En guise de réponse aux mobilisations du mois d’octobre, le gouvernement a déclenché des violences policières, notamment lors des manifestations lycéennes. On connaît par cœur le procédé, mais, rien à faire, ça surprend toujours dans un pays qu’on a la naïveté de croire civilisé. A Lyon-Bellecour, à Montreuil et même Chambéry, petite ville de province où aucune manif n’avait encore connu de telles violences, Hortefeux a encore fait parler la force, seule réponse qu’il ait trouvée aux mobilisations massives contre la réforme des retraites.
Pour accompagner le tout, une mise en garde écrite du ministère aux élèves et aux familles via les rectorats où il est question, sur un ton nauséabond, de « devoir d’assiduité » et de « trouble à l’ordre public », et qu’on a demandé aux chefs d’établissements de diffuser aux familles, histoire de semer le doute et la peur parmi celles-ci dans le but de faire taire toute contestation. On y ajoute les menaces d’inscription des absences non-justifiées sur le bulletin scolaire, avec en fond le chantage à la suppression des allocations familiales, et le tableau est complet, d’autant que certains membres zélés des équipes de direction de certains établissements ne manquent pas, pour se faire bien voir, d’en rajouter une couche personnelle.

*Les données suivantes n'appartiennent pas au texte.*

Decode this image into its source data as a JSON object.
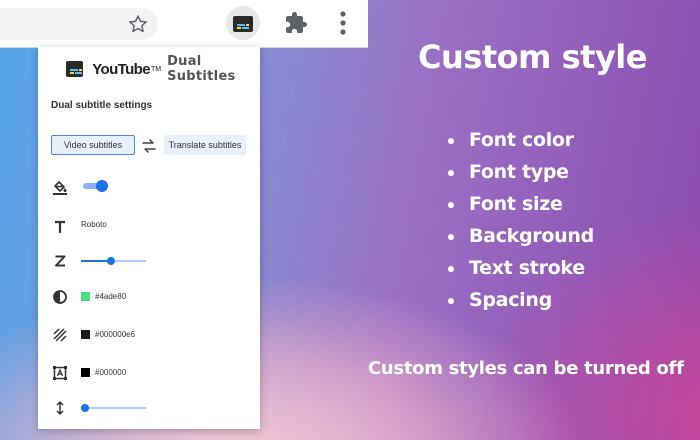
{
  "browser": {
    "icons": [
      "star-icon",
      "app-icon",
      "puzzle-icon",
      "kebab-menu-icon"
    ]
  },
  "popup": {
    "brand_youtube": "YouTube",
    "brand_tm": "TM",
    "brand_product": "Dual Subtitles",
    "settings_title": "Dual subtitle settings",
    "tabs": [
      {
        "label": "Video subtitles",
        "selected": true
      },
      {
        "label": "Translate subtitles",
        "selected": false
      }
    ],
    "rows": {
      "custom_style_enabled": true,
      "font_type": "Roboto",
      "font_size_level": 0.4,
      "font_color": "#4ade80",
      "background_color": "#000000e6",
      "stroke_color": "#000000",
      "spacing_level": 0.0
    },
    "accent": "#1a73e8"
  },
  "hero": {
    "title": "Custom style",
    "features": [
      "Font color",
      "Font type",
      "Font size",
      "Background",
      "Text stroke",
      "Spacing"
    ],
    "footer": "Custom styles can be turned off"
  }
}
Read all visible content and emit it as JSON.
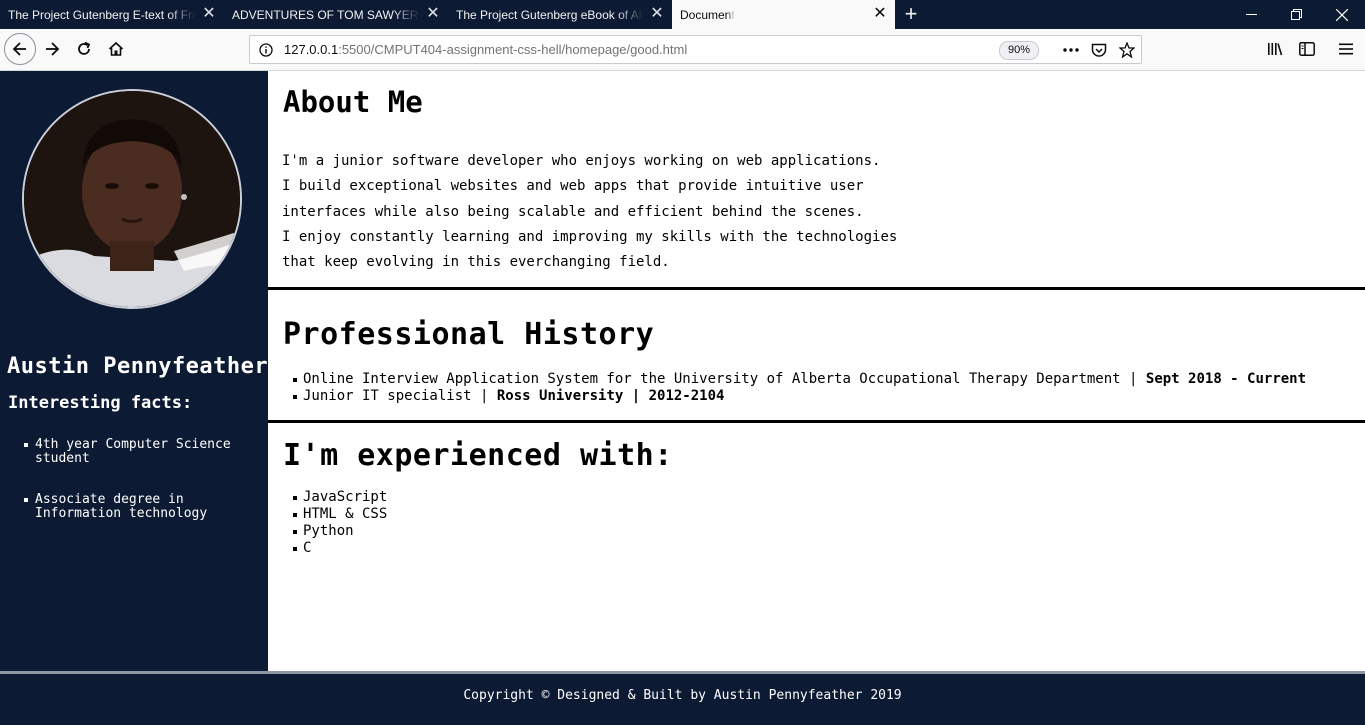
{
  "browser": {
    "tabs": [
      {
        "title": "The Project Gutenberg E-text of Frankenstein"
      },
      {
        "title": "ADVENTURES OF TOM SAWYER, By Mark Twain"
      },
      {
        "title": "The Project Gutenberg eBook of Alice"
      },
      {
        "title": "Document"
      }
    ],
    "new_tab_glyph": "+",
    "url_host": "127.0.0.1",
    "url_path": ":5500/CMPUT404-assignment-css-hell/homepage/good.html",
    "zoom": "90%"
  },
  "sidebar": {
    "name": "Austin Pennyfeather",
    "facts_title": "Interesting facts:",
    "facts": [
      "4th year Computer Science student",
      "Associate degree in Information technology"
    ]
  },
  "about": {
    "heading": "About Me",
    "lines": [
      "I'm a junior software developer who enjoys working on web applications.",
      "I build exceptional websites and web apps that provide intuitive user",
      "interfaces while also being scalable and efficient behind the scenes.",
      "I enjoy constantly learning and improving my skills with the technologies",
      "that keep evolving in this everchanging field."
    ]
  },
  "history": {
    "heading": "Professional History",
    "items": [
      {
        "role": "Online Interview Application System for the University of Alberta Occupational Therapy Department",
        "sep": " | ",
        "detail": "Sept 2018 - Current"
      },
      {
        "role": "Junior IT specialist",
        "sep": " | ",
        "detail": "Ross University | 2012-2104"
      }
    ]
  },
  "skills": {
    "heading": "I'm experienced with:",
    "items": [
      "JavaScript",
      "HTML & CSS",
      "Python",
      "C"
    ]
  },
  "footer": {
    "text": "Copyright © Designed & Built by Austin Pennyfeather 2019"
  },
  "colors": {
    "navy": "#0c1a33",
    "white": "#ffffff"
  }
}
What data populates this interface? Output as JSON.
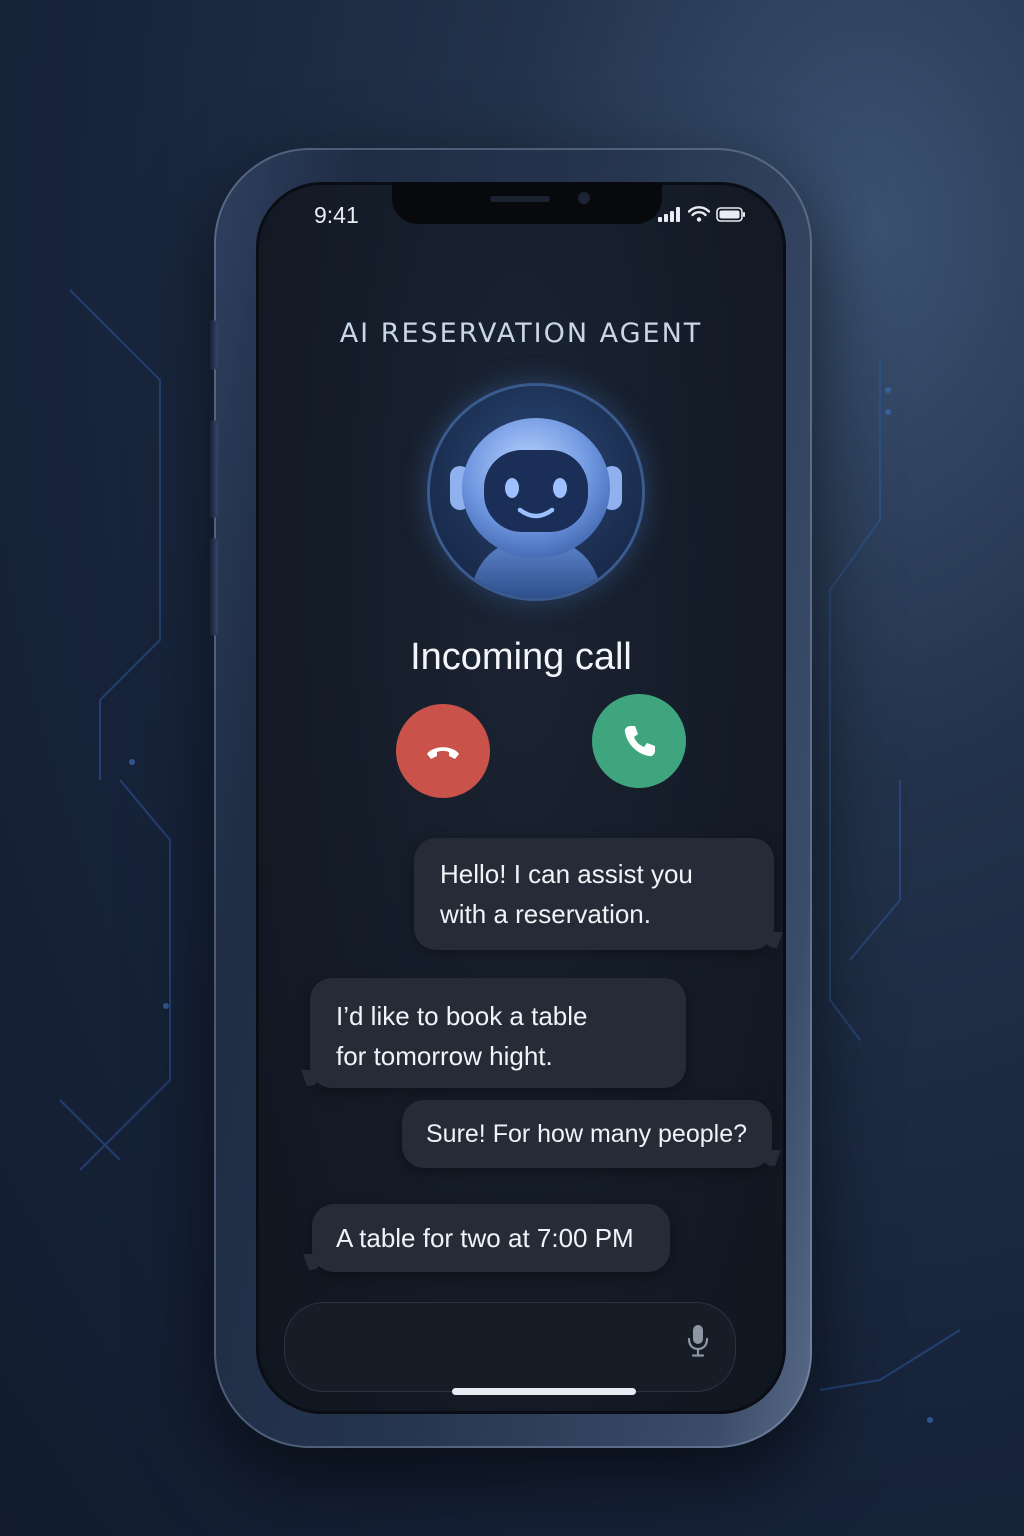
{
  "status_bar": {
    "time": "9:41",
    "icons": [
      "signal-icon",
      "wifi-icon",
      "battery-icon"
    ]
  },
  "app": {
    "title": "AI RESERVATION AGENT"
  },
  "call": {
    "status": "Incoming call",
    "decline_icon": "phone-hangup-icon",
    "accept_icon": "phone-icon",
    "decline_color": "#c9524a",
    "accept_color": "#3fa57e"
  },
  "conversation": {
    "messages": [
      {
        "from": "agent",
        "lines": [
          "Hello! I can assist you",
          "with a reservation."
        ]
      },
      {
        "from": "user",
        "lines": [
          "I’d like to book a table",
          "for tomorrow hight."
        ]
      },
      {
        "from": "agent",
        "lines": [
          "Sure! For how many people?"
        ]
      },
      {
        "from": "user",
        "lines": [
          "A table for two at 7:00 PM"
        ]
      }
    ]
  },
  "input": {
    "icon": "microphone-icon"
  },
  "colors": {
    "accent": "#4f7fd0",
    "bubble": "#252c37",
    "screen": "#141b27"
  }
}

En 2010, l’armée et la police sont donc toujours les bras armés du capitalisme qui n’hésite pas à les utiliser quand il n’a plus d’arguments. Ce n’est pas une découverte, mais il est bon de le rappeler tout de même au moment où la contestation se fait nombreuse, bruyante, parfois radicale, et que, malgré tout, certains restent comme anesthésiés dans leurs bulles en attendant un hypothétique changement en 2012.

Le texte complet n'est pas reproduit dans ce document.